By Massarah Mikati, Times Union
BATAVIA — After a New Jersey county ended contracts with U.S. Immigration and Customs Enforcement, 15 detained immigrants were transferred to the ICE detention center in Batavia.
The individuals were transferred 350 miles away to the Buffalo Federal Detention Facility on Nov. 12, ICE confirmed, which is currently holding 301 detained immigrants. The individuals and their advocates had been voicing concerns about such an outcome of the contract ending, as the transfer takes the immigrants even further away from their support systems of families and attorneys, many of whom live in the New York City and New Jersey area.
“ICE has complete discretion to release people, not to transfer people,” said Jon Moscow, co-chair of the Northern NJ Sanctuary Coalition. “Transferring people in the middle of the night, without any kind of real notice, without families and lawyers knowing, without people being able to take any kind of possessions with them, and being put on a bus and taken at least five-and-a-half hours away, is outrageous.”
Moscow was one of many activists who demanded the detained immigrants be released until their immigration court proceedings instead of moved further away from their support systems. They argue the transfer further isolates the detained immigrants as it will be extremely difficult for people to visit them.
The transfers came after Bergen County commissioners voted last month to end an agreement with ICE that allowed them to hold immigrant detainees at the county jail, which is located in Hackensack. The vote came after months of protests and hunger strikes from immigrants and advocates, making Bergen the last of three New Jersey counties that had been holding detained immigrants to exit the agreement.
“Having seen federal enforcement priorities change and large fluctuations in the number of detainees at the jail, it is no longer in the county’s best interest to continue housing ICE detainees,” Bergen County Sheriff Anthony Cureton said at the time of the vote.

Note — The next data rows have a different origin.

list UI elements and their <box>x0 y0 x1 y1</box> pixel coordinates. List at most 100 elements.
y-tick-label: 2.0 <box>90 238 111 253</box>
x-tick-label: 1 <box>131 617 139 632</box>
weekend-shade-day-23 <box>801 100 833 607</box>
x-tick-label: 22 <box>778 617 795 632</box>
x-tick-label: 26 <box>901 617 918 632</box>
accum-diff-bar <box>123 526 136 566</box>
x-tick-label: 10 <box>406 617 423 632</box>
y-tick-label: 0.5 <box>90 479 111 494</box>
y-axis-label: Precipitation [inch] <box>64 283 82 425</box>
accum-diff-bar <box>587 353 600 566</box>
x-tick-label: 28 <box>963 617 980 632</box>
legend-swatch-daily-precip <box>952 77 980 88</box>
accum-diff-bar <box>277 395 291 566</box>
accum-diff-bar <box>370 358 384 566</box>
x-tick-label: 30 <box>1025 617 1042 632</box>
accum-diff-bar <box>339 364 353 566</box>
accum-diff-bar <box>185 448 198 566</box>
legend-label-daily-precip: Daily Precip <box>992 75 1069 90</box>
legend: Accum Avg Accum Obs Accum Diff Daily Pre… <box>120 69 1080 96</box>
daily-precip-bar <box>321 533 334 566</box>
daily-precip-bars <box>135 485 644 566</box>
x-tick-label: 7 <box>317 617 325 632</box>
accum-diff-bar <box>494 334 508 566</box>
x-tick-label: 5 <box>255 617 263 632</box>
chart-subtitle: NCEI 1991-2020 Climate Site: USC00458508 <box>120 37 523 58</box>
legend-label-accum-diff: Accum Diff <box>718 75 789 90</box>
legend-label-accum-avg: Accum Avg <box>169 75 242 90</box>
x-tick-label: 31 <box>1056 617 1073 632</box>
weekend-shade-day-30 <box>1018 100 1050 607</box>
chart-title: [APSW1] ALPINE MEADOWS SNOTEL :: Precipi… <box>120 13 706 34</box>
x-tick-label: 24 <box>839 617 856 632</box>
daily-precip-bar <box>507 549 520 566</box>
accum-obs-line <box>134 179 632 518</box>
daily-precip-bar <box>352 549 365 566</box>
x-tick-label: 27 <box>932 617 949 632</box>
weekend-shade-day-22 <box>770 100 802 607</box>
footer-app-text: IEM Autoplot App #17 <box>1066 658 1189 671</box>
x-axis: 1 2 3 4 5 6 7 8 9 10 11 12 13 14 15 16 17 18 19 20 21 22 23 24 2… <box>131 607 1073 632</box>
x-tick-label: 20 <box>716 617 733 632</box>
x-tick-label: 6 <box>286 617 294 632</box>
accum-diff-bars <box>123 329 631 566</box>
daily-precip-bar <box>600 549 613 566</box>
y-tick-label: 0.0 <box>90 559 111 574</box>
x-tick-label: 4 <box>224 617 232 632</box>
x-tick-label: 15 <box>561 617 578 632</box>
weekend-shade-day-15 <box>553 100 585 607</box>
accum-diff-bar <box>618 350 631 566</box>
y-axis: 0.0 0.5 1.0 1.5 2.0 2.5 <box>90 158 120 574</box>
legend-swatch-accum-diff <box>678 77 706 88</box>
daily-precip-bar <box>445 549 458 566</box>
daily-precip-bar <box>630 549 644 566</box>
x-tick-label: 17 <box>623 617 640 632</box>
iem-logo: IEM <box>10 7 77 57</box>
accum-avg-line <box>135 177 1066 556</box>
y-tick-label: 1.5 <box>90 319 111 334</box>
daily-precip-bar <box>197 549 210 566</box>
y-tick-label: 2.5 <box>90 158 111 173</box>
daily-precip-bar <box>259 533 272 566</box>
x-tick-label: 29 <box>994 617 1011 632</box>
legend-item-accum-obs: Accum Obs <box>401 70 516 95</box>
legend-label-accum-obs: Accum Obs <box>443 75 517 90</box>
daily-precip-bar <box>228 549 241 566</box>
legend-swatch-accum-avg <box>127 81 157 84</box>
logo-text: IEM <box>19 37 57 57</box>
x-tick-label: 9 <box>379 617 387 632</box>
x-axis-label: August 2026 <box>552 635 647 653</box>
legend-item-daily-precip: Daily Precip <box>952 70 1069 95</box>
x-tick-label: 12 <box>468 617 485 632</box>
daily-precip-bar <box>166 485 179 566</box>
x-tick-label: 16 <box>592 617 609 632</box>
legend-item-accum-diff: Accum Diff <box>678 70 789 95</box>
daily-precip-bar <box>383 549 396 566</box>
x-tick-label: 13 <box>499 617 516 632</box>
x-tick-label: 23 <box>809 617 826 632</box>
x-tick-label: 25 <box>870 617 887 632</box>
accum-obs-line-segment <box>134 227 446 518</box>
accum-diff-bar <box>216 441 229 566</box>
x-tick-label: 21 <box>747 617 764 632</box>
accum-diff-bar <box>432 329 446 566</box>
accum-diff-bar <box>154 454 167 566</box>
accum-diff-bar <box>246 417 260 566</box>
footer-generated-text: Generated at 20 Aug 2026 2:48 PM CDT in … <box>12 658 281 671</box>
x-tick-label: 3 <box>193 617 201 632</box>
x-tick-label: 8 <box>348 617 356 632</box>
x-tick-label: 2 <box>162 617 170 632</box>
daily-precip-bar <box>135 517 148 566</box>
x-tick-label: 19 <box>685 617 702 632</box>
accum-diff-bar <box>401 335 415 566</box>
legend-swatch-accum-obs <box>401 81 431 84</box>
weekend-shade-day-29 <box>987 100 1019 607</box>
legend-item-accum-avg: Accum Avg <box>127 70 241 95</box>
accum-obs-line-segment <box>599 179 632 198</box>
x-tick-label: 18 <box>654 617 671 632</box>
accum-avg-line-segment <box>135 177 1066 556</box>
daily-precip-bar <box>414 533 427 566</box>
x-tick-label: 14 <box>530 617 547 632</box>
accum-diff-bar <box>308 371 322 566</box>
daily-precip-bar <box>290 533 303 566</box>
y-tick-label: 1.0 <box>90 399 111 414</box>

In an emailed statement, an ICE spokesperson said such canceled contracts and prohibitions make it hard for ICE to keep its detainees close to their support networks.
“Instead, ICE is required to tap into its national system of detention bed space to place those detainees in locations farther away,” the spokesperson said. “The greatest impact tends to be for the individuals who would have been detained closer to home while awaiting the outcome of their immigration cases.”
In the weeks after the vote was made, which stipulated that detained immigrants be removed from the jail within 45 days, anxiety and fear ran high among the immigrants as they were uncertain what the future would hold for them.
“It’s like bein’ in the dark,” one detained immigrant was quoted saying in a press release. “We don’t know what’s going on…It’s nerve-racking. You know, they’re times that, you know, I’ll wake up in the morning, you know, shakin’ like, what- what’s going on here?”